How do solutions take advantage of this?
Dataitems can be configured to store no data, current value, or history. History is needed if you want to see the temperature plot over the last day. Many times, current value is all that's needed to process rules and see the state of an asset. The option not to store a dataitem makes sense if the dataitem is only used to run a rule, or if it will just be sent to another application. An agent can send a dataitem string to the server, and the server puts the string on the Message Queue to deliver to another application. In a pass-through mode, the dataitem doesn't need to be stored at all. A similar situation is if a string dataitem is parsed by the rule calling a Groovy script. The script can parse the string (which may be XML or part of a log file) and use the SDK to do some action.
Alarms are almost always used to notify people that they should do something. Alarms in Axeda have a lifecycle that corresponds to how people interact with them. An alarm begins its life when it's created. From that point, the alarm can be
Acknowledged – this means that someone has seen it
Escalated – the alarm condition hasn't been fixed for some time
Closed – the end of the Alarm's life
Suppressed – the alarm is logged in the history, but users don't see it. Set an alarm to suppressed when its just an annoyance and doesn't have any action required.
Disabled – occurrences of this alarm are thrown away. Rules don't even see them.
The Suppressed and Disabled modes are applied to an alarm of a given name, because they affect all future alarms by that name.
Files are uploaded for a few reasons. Log files are typically uploaded so a service tech can diagnose a problem.

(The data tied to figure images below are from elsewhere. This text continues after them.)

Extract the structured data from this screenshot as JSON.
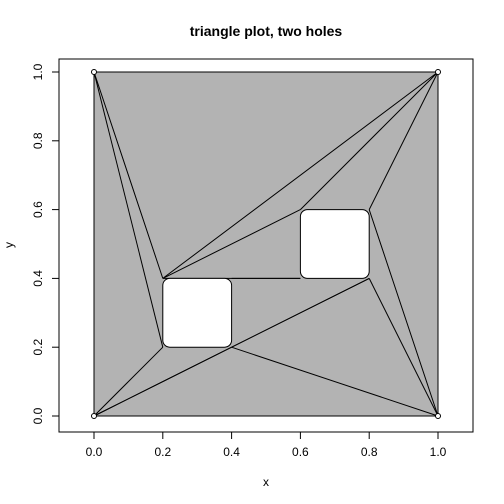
{
  "chart_data": {
    "type": "scatter",
    "title": "triangle plot, two holes",
    "xlabel": "x",
    "ylabel": "y",
    "xlim": [
      -0.1,
      1.1
    ],
    "ylim": [
      -0.05,
      1.05
    ],
    "x_ticks": [
      0.0,
      0.2,
      0.4,
      0.6,
      0.8,
      1.0
    ],
    "x_tick_labels": [
      "0.0",
      "0.2",
      "0.4",
      "0.6",
      "0.8",
      "1.0"
    ],
    "y_ticks": [
      0.0,
      0.2,
      0.4,
      0.6,
      0.8,
      1.0
    ],
    "y_tick_labels": [
      "0.0",
      "0.2",
      "0.4",
      "0.6",
      "0.8",
      "1.0"
    ],
    "grid": false,
    "colors": {
      "fill": "#b3b3b3",
      "hole": "#ffffff",
      "line": "#000000",
      "point": "#000000"
    },
    "domain_polygon": [
      [
        0,
        0
      ],
      [
        1,
        0
      ],
      [
        1,
        1
      ],
      [
        0,
        1
      ]
    ],
    "holes": [
      [
        [
          0.2,
          0.2
        ],
        [
          0.4,
          0.2
        ],
        [
          0.4,
          0.4
        ],
        [
          0.2,
          0.4
        ]
      ],
      [
        [
          0.6,
          0.4
        ],
        [
          0.8,
          0.4
        ],
        [
          0.8,
          0.6
        ],
        [
          0.6,
          0.6
        ]
      ]
    ],
    "points": [
      [
        0,
        0
      ],
      [
        1,
        0
      ],
      [
        1,
        1
      ],
      [
        0,
        1
      ]
    ],
    "edges": [
      [
        [
          0,
          0
        ],
        [
          1,
          0
        ]
      ],
      [
        [
          1,
          0
        ],
        [
          1,
          1
        ]
      ],
      [
        [
          1,
          1
        ],
        [
          0,
          1
        ]
      ],
      [
        [
          0,
          1
        ],
        [
          0,
          0
        ]
      ],
      [
        [
          0,
          1
        ],
        [
          0.2,
          0.2
        ]
      ],
      [
        [
          0,
          1
        ],
        [
          0.2,
          0.4
        ]
      ],
      [
        [
          0,
          0
        ],
        [
          0.2,
          0.2
        ]
      ],
      [
        [
          0,
          0
        ],
        [
          0.4,
          0.2
        ]
      ],
      [
        [
          0,
          0
        ],
        [
          0.8,
          0.4
        ]
      ],
      [
        [
          0.4,
          0.2
        ],
        [
          1,
          0
        ]
      ],
      [
        [
          0.8,
          0.4
        ],
        [
          1,
          0
        ]
      ],
      [
        [
          0.8,
          0.6
        ],
        [
          1,
          0
        ]
      ],
      [
        [
          0.4,
          0.2
        ],
        [
          0.8,
          0.4
        ]
      ],
      [
        [
          0.4,
          0.4
        ],
        [
          0.6,
          0.4
        ]
      ],
      [
        [
          0.2,
          0.4
        ],
        [
          1,
          1
        ]
      ],
      [
        [
          0.2,
          0.4
        ],
        [
          0.6,
          0.6
        ]
      ],
      [
        [
          0.2,
          0.4
        ],
        [
          0.6,
          0.4
        ]
      ],
      [
        [
          0.6,
          0.6
        ],
        [
          1,
          1
        ]
      ],
      [
        [
          0.8,
          0.6
        ],
        [
          1,
          1
        ]
      ]
    ]
  }
}
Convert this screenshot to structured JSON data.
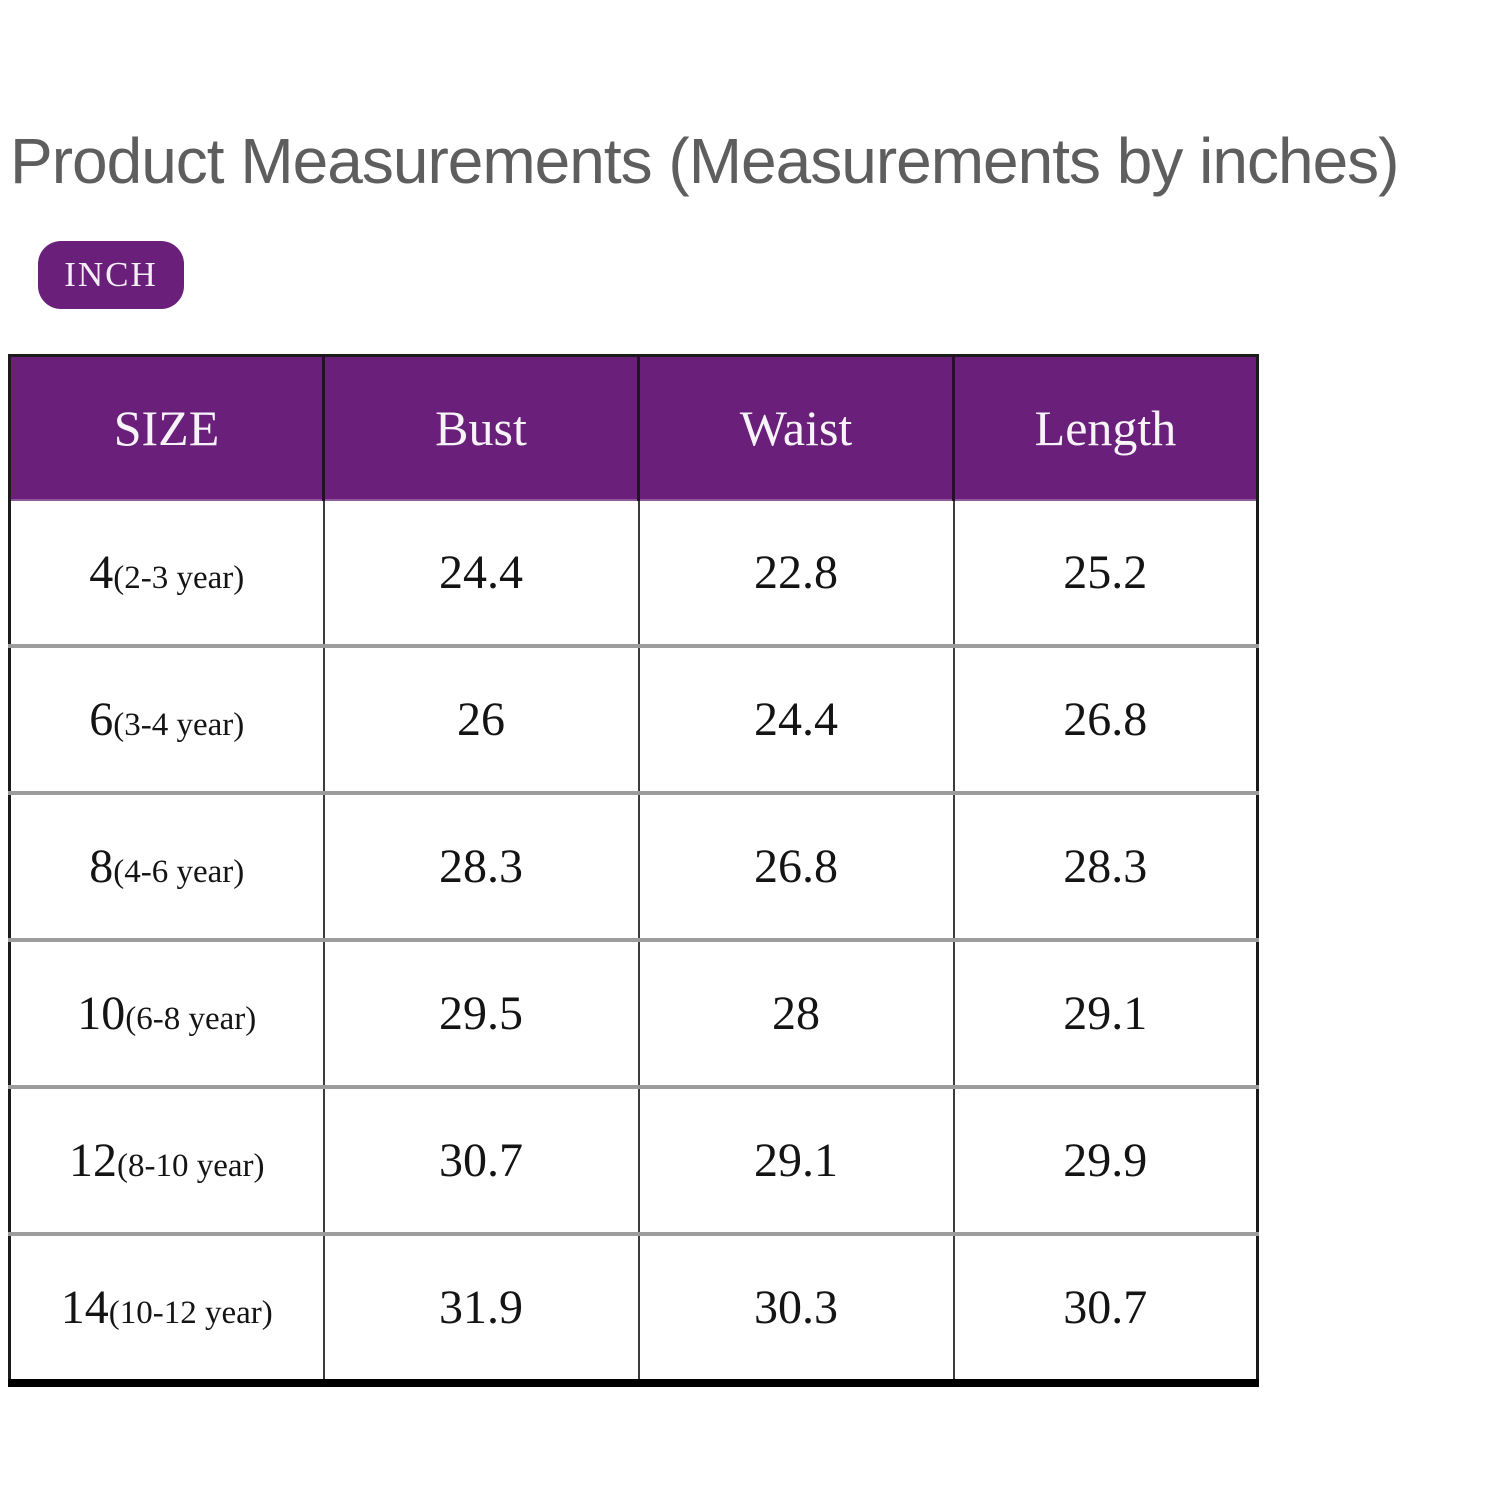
{
  "title": "Product Measurements (Measurements by inches)",
  "unit_badge": "INCH",
  "colors": {
    "purple": "#6A1F7B",
    "title_gray": "#5E5E5E"
  },
  "table": {
    "columns": [
      "SIZE",
      "Bust",
      "Waist",
      "Length"
    ],
    "rows": [
      {
        "size": "4",
        "age": "(2-3 year)",
        "bust": "24.4",
        "waist": "22.8",
        "length": "25.2"
      },
      {
        "size": "6",
        "age": "(3-4 year)",
        "bust": "26",
        "waist": "24.4",
        "length": "26.8"
      },
      {
        "size": "8",
        "age": "(4-6 year)",
        "bust": "28.3",
        "waist": "26.8",
        "length": "28.3"
      },
      {
        "size": "10",
        "age": "(6-8 year)",
        "bust": "29.5",
        "waist": "28",
        "length": "29.1"
      },
      {
        "size": "12",
        "age": "(8-10 year)",
        "bust": "30.7",
        "waist": "29.1",
        "length": "29.9"
      },
      {
        "size": "14",
        "age": "(10-12 year)",
        "bust": "31.9",
        "waist": "30.3",
        "length": "30.7"
      }
    ]
  }
}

Data files can be uploaded so a script or external system can process the file and take appropriate action. This can be another way of sending information that doesn't fit in a dataitem. The configuration of an asset – both hardware and software – is called Inventory, and the inventory of assets is important in diagnostics, planning spare parts, knowing what patch to apply, and many more.
Extended Objects are attributes that can be added to the objects described here, or can be complete objects that live on their own. Your application can read and write these objects or attributes, and query them. The use is up to you.
The Platform SDK and Web Services expose most of these objects for configuration as well as runtime. That means an application can provision models and assets, create the rules and apply them to models, then monitor the behavior of assets, all through Web Services.